10. India Needs A Mega-Bailout
Another shadow bank in India has missed a bond payment. That's a reminder to the new government that a mega-bailout of the country's distressed financial industry is now unavoidable, writes Andy Mukherjee.
- Ever since the collapse of infrastructure financier-operator IL&FS Group in September, an event I termed India’s mini-Lehman moment, the funding woes of the country’s nonbank lenders – those that operate without state-guaranteed deposits or access to central-bank liquidity – have kept worsening.
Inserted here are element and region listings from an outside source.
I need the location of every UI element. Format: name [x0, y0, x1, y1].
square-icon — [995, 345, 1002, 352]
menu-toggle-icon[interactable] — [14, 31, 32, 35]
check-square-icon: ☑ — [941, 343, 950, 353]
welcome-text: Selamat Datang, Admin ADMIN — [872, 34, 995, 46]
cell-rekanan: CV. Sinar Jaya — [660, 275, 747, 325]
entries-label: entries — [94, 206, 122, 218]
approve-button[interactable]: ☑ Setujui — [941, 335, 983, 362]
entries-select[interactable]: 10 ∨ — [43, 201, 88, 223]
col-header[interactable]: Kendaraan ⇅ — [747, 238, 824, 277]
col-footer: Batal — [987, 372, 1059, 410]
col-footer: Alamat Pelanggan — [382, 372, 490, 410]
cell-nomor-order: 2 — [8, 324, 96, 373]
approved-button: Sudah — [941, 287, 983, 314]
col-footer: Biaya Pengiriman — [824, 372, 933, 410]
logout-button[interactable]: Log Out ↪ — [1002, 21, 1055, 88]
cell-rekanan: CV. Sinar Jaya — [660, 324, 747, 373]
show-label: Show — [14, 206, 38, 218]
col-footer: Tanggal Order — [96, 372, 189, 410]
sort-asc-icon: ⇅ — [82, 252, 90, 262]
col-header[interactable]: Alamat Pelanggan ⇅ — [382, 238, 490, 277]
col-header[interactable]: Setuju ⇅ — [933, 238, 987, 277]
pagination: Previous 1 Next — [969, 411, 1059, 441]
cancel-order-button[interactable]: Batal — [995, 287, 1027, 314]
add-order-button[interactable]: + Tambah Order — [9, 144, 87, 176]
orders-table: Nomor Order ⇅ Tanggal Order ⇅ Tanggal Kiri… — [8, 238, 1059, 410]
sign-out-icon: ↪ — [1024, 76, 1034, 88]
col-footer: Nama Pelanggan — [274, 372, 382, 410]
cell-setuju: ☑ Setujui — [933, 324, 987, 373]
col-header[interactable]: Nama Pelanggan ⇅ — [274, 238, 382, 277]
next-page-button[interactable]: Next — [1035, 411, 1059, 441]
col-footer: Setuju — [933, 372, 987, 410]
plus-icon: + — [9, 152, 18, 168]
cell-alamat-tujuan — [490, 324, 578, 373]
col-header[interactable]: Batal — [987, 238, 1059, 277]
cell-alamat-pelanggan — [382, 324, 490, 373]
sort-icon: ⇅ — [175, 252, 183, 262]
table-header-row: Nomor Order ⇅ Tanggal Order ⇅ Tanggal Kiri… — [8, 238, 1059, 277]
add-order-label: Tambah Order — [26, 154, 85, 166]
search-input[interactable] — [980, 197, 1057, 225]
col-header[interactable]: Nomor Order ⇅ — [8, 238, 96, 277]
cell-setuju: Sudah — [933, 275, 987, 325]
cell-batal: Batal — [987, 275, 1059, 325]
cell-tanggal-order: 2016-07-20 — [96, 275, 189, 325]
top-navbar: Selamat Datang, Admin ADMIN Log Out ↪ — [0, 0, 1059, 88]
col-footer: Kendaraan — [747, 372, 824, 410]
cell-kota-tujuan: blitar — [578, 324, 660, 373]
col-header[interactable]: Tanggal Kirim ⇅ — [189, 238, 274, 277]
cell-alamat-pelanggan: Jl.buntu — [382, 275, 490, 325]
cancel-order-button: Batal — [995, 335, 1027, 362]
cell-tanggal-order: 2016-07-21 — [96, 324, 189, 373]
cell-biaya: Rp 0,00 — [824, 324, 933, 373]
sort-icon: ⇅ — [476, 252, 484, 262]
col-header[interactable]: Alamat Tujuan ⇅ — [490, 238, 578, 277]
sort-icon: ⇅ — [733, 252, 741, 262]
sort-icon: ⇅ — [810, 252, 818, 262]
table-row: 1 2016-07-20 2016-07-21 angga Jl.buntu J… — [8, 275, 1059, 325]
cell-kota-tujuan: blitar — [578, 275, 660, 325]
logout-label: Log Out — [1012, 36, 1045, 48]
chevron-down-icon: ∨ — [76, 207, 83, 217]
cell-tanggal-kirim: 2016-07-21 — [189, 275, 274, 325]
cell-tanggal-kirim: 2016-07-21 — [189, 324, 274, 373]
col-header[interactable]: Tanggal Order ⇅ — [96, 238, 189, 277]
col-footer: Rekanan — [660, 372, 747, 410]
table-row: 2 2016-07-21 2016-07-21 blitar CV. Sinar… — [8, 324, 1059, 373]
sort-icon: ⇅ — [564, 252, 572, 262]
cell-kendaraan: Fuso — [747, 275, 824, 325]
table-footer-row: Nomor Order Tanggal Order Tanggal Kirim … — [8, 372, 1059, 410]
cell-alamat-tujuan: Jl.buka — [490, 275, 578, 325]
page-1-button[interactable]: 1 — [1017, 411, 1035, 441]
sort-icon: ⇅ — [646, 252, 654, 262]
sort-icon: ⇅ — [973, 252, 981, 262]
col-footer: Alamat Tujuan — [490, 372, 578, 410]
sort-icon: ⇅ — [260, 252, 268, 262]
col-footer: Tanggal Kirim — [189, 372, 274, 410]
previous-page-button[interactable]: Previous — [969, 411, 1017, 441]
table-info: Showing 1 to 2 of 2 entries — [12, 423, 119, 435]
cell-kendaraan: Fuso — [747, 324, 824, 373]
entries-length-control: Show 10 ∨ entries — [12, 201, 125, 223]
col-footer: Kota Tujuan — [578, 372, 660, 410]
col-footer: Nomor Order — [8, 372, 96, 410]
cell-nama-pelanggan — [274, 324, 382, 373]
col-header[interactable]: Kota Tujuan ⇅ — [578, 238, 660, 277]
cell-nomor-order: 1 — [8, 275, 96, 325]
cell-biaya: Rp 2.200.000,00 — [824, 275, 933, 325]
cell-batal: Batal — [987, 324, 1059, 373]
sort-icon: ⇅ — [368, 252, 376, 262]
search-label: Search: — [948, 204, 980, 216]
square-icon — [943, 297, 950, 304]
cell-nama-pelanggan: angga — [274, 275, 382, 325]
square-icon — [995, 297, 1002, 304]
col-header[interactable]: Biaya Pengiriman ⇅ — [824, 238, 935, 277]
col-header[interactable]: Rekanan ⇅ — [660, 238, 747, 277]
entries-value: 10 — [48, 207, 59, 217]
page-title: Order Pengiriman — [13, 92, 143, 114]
- The latest casualty is Dewan Housing Finance Corp., which missed payments due June 4 and had its short-term credit rating cut to default at the local affiliate of S&P Global Ratings.
- Mutual funds, which have vigorously lent surplus household and corporate cash to Dewan and many such financiers, are trapped. Their search for yield has gone wrong.
- This crisis has “systemic” written all over it because the market can no longer distinguish financiers that are illiquid from those that are insolvent. Nothing short of a Troubled Asset Relief Program, of the kind enacted by the U.S. during the 2008 credit crisis, will restore confidence.